Praktik pembatasan kecepatan internet atau throttling menuai sorotan. Kebijakan ini dinilai menyimpan bahaya laten yang bukan hanya merugikan pengguna, tetapi juga bisa melemahkan keamanan siber nasional dan menekan pertumbuhan ekonomi digital.
Pengamat keamanan siber dan ketahanan, Ardi Sutedja K., menegaskan, pembatasan kecepatan internet tidak hanya berdampak kepada pengguna saja, melainkan bisa merambat ke segala aspek secara luas.
“Ketika pemerintah atau penyedia jasa internet membatasi kecepatan akses, mereka secara tidak langsung menciptakan kerentanan sistemik yang dapat dieksploitasi oleh aktor jahat,” ujar Ardi dalam keterangan tertulisnya, Rabu (3/9/2025).
Ia mencontohkan bagaimana keterlambatan kecil dapat menimbulkan konsekuensi besar. Negara dengan infrastruktur digital kuat seperti Estonia dan Korea Selatan, kata Ardi, bisa menjadi korban serangan siber. Sedangkan, Indonesia yang masih berjuang dalam membangun ketahanan siber bisa kena getahnya juga jika menerapkan praktik throttling.
“Bayangkan sebuah sistem pertahanan siber nasional yang terpaksa beroperasi dengan kemampuan terbatas akibat throttling-pembaruan keamanan tertunda, deteksi ancaman melambat, dan respons terhadap serangan menjadi tidak memadai,” tuturnya.
Dampaknya, kata Ardi, juga terasa dalam ekosistem ekonomi digital. Sektor perbankan, startup teknologi, hingga investasi asing bisa terhambat akibat kualitas internet yang tidak stabil.

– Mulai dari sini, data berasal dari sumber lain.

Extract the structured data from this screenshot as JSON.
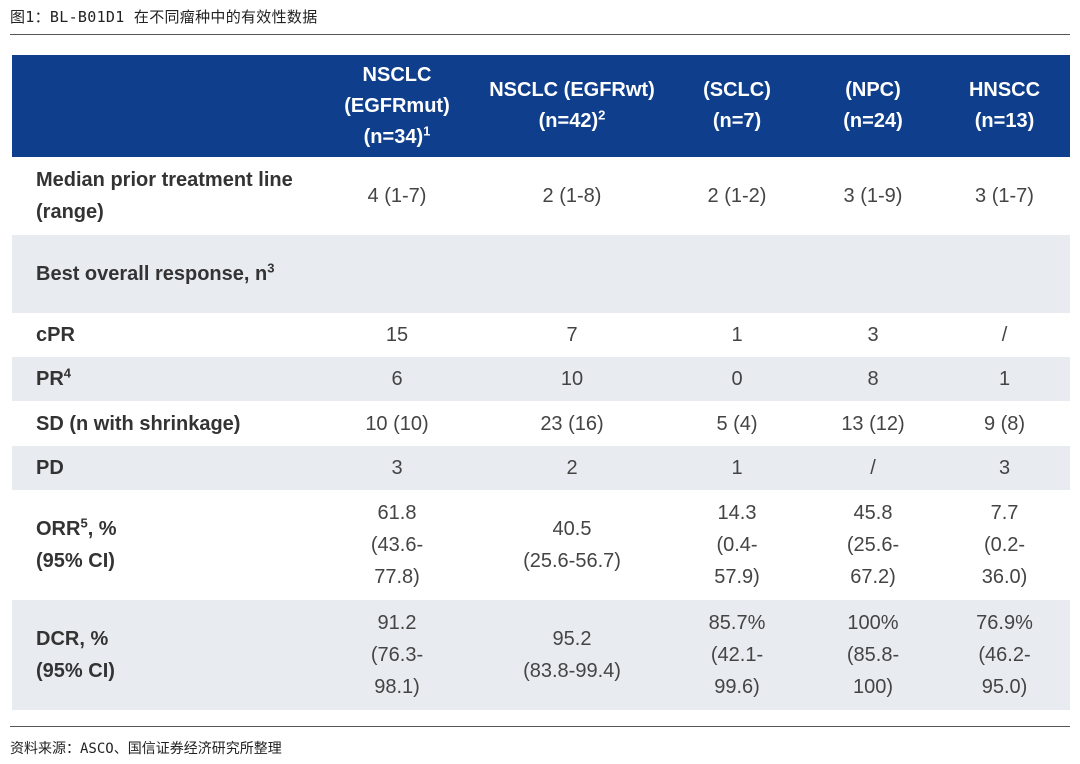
{
  "caption": "图1：BL-B01D1 在不同瘤种中的有效性数据",
  "source": "资料来源：ASCO、国信证券经济研究所整理",
  "header_color": "#0f3f8c",
  "alt_row_color": "#e8ecf1",
  "columns": [
    {
      "line1": "NSCLC",
      "line2": "(EGFRmut)",
      "line3": "(n=34)",
      "sup": "1"
    },
    {
      "line1": "NSCLC (EGFRwt)",
      "line2": "(n=42)",
      "sup": "2"
    },
    {
      "line1": "(SCLC)",
      "line2": "(n=7)"
    },
    {
      "line1": "(NPC)",
      "line2": "(n=24)"
    },
    {
      "line1": "HNSCC",
      "line2": "(n=13)"
    }
  ],
  "rows": {
    "median_prior": {
      "label": "Median prior treatment line (range)",
      "values": [
        "4 (1-7)",
        "2 (1-8)",
        "2 (1-2)",
        "3 (1-9)",
        "3 (1-7)"
      ]
    },
    "best_overall": {
      "label": "Best overall response, n",
      "sup": "3"
    },
    "cpr": {
      "label": "cPR",
      "values": [
        "15",
        "7",
        "1",
        "3",
        "/"
      ]
    },
    "pr": {
      "label": "PR",
      "sup": "4",
      "values": [
        "6",
        "10",
        "0",
        "8",
        "1"
      ]
    },
    "sd": {
      "label": "SD (n with shrinkage)",
      "values": [
        "10 (10)",
        "23 (16)",
        "5 (4)",
        "13 (12)",
        "9 (8)"
      ]
    },
    "pd": {
      "label": "PD",
      "values": [
        "3",
        "2",
        "1",
        "/",
        "3"
      ]
    },
    "orr": {
      "label_a": "ORR",
      "sup": "5",
      "label_b": ", %",
      "label_c": "(95% CI)",
      "values": [
        {
          "v": "61.8",
          "ci1": "(43.6-",
          "ci2": "77.8)"
        },
        {
          "v": "40.5",
          "ci1": "(25.6-56.7)",
          "ci2": ""
        },
        {
          "v": "14.3",
          "ci1": "(0.4-",
          "ci2": "57.9)"
        },
        {
          "v": "45.8",
          "ci1": "(25.6-",
          "ci2": "67.2)"
        },
        {
          "v": "7.7",
          "ci1": "(0.2-",
          "ci2": "36.0)"
        }
      ]
    },
    "dcr": {
      "label_a": "DCR, %",
      "label_c": "(95% CI)",
      "values": [
        {
          "v": "91.2",
          "ci1": "(76.3-",
          "ci2": "98.1)"
        },
        {
          "v": "95.2",
          "ci1": "(83.8-99.4)",
          "ci2": ""
        },
        {
          "v": "85.7%",
          "ci1": "(42.1-",
          "ci2": "99.6)"
        },
        {
          "v": "100%",
          "ci1": "(85.8-",
          "ci2": "100)"
        },
        {
          "v": "76.9%",
          "ci1": "(46.2-",
          "ci2": "95.0)"
        }
      ]
    }
  }
}
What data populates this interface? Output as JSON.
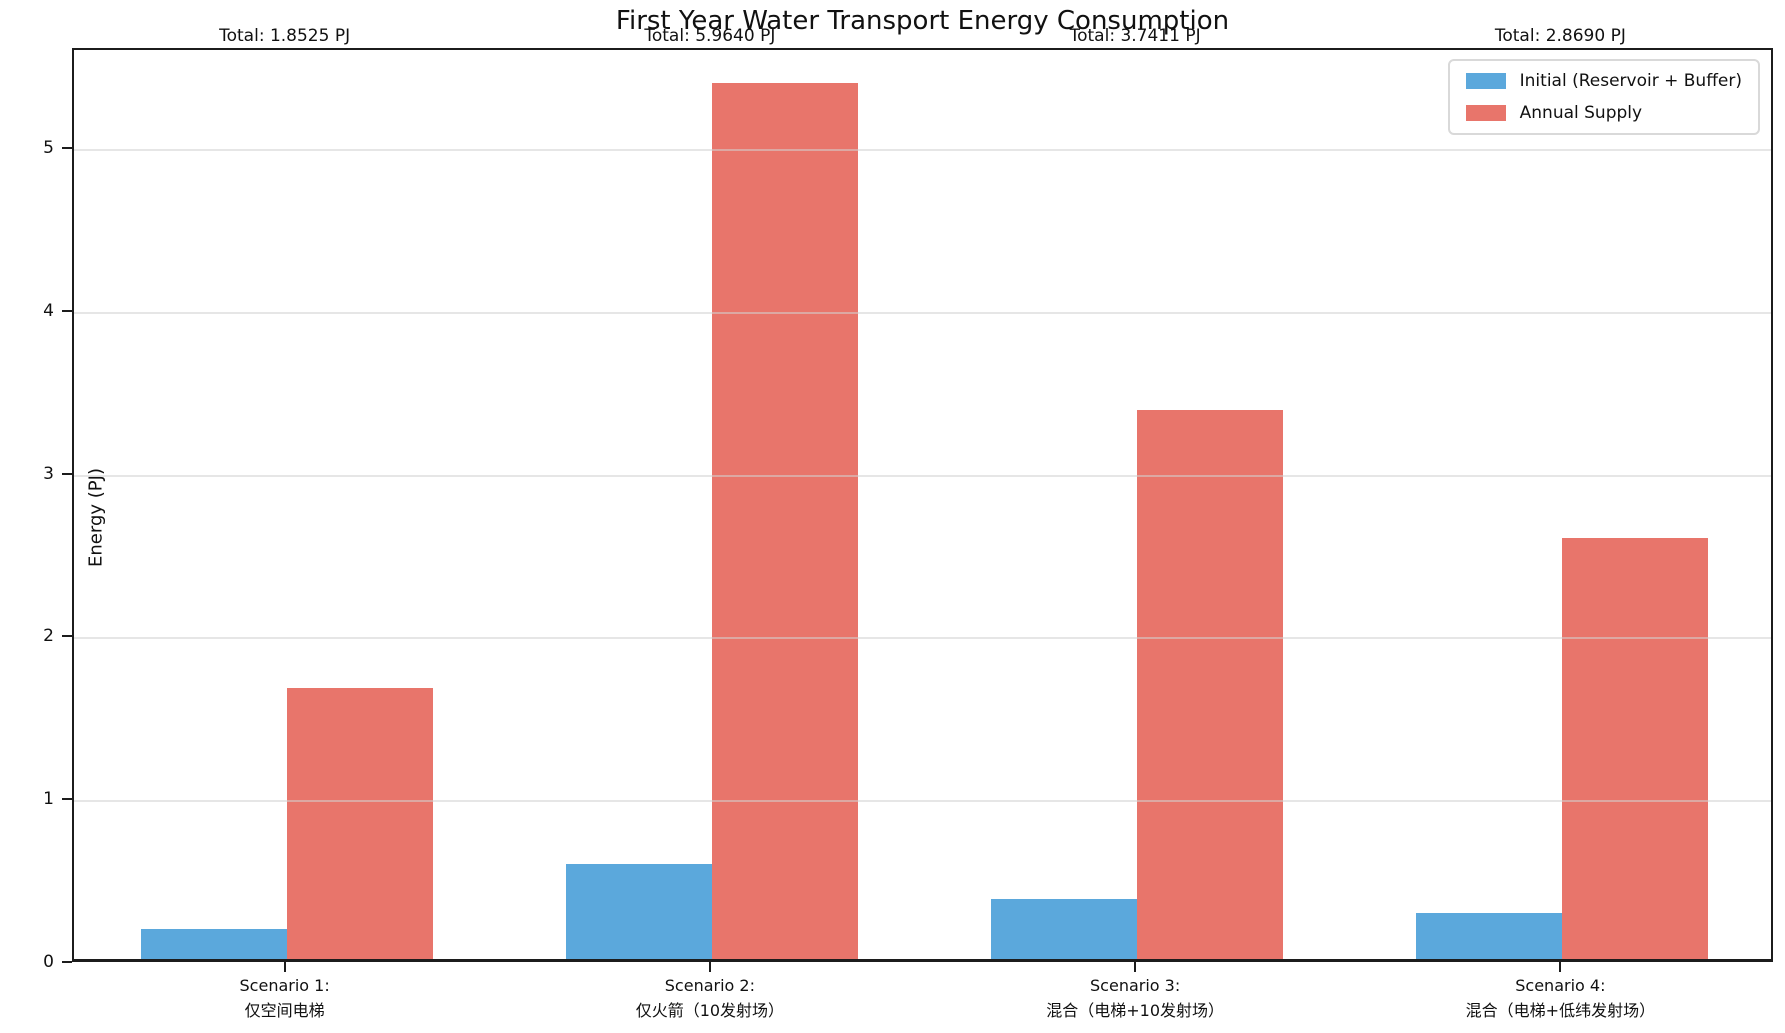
{
  "title": "First Year Water Transport Energy Consumption",
  "ylabel": "Energy (PJ)",
  "legend": {
    "entries": [
      {
        "label": "Initial (Reservoir + Buffer)",
        "color": "#5BA8DC"
      },
      {
        "label": "Annual Supply",
        "color": "#E8756B"
      }
    ]
  },
  "chart_data": {
    "type": "bar",
    "title": "First Year Water Transport Energy Consumption",
    "xlabel": "",
    "ylabel": "Energy (PJ)",
    "ylim": [
      0,
      5.615
    ],
    "yticks": [
      0,
      1,
      2,
      3,
      4,
      5
    ],
    "grid": "horizontal",
    "legend_position": "upper right",
    "categories": [
      {
        "line1": "Scenario 1:",
        "line2": "仅空间电梯"
      },
      {
        "line1": "Scenario 2:",
        "line2": "仅火箭（10发射场）"
      },
      {
        "line1": "Scenario 3:",
        "line2": "混合（电梯+10发射场）"
      },
      {
        "line1": "Scenario 4:",
        "line2": "混合（电梯+低纬发射场）"
      }
    ],
    "series": [
      {
        "name": "Initial (Reservoir + Buffer)",
        "color": "#5BA8DC",
        "values": [
          0.185,
          0.583,
          0.368,
          0.28
        ]
      },
      {
        "name": "Annual Supply",
        "color": "#E8756B",
        "values": [
          1.6675,
          5.381,
          3.3731,
          2.589
        ]
      }
    ],
    "totals": [
      "Total: 1.8525 PJ",
      "Total: 5.9640 PJ",
      "Total: 3.7411 PJ",
      "Total: 2.8690 PJ"
    ],
    "total_values_pj": [
      1.8525,
      5.964,
      3.7411,
      2.869
    ]
  }
}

“Bagaimana mungkin kita mendorong inklusi keuangan melalui fintech dan perbankan digital jika infrastruktur yang mendasarinya tidak dapat diandalkan?” katanya.
Menurutnya, penerapan pembatasan internet justru memperburuk situasi. “Throttling internet, alih-alih meningkatkan keamanan, justru menciptakan titik-titik kerentanan baru yang dapat dieksploitasi oleh pihak-pihak yang berniat jahat,” tegas Ardi.
Ia pun memberikan pandangan dengan peringatan keras tentang arah kebijakan digital Indonesia. Disampaikannya, Indonesia memiliki semua elemen yang diperlukan untuk menjadi pemimpin digital regional-populasi muda yang melek teknologi, ekosistem startup yang dinamis, dan pasar konsumen digital yang berkembang pesat.
Ardi juga menambahkan yang dibutuhkan sekarang adalah kebijakan yang memungkinkan, bukan menghambat, potensi ini untuk berkembang. Dengan meninggalkan praktik throttling dan mengadopsi pendekatan lebih progresif terhadap infrastruktur digital, Indonesia dapat memposisikan diri sebagai pusat inovasi dan pertumbuhan ekonomi di Asia Tenggara dan lebih lagi.
“Masa depan Indonesia di era digital akan ditentukan oleh keputusan yang kita buat hari ini. Apakah kita akan terus menerapkan kebijakan throttling yang membatasi potensi kita, atau kita akan berani mengambil jalur yang berbeda-jalur yang mengarah pada ekosistem digital yang terbuka, aman, dan dinamis yang mendorong inovasi, pertumbuhan ekonomi, dan kemajuan sosial?” pungkasnya.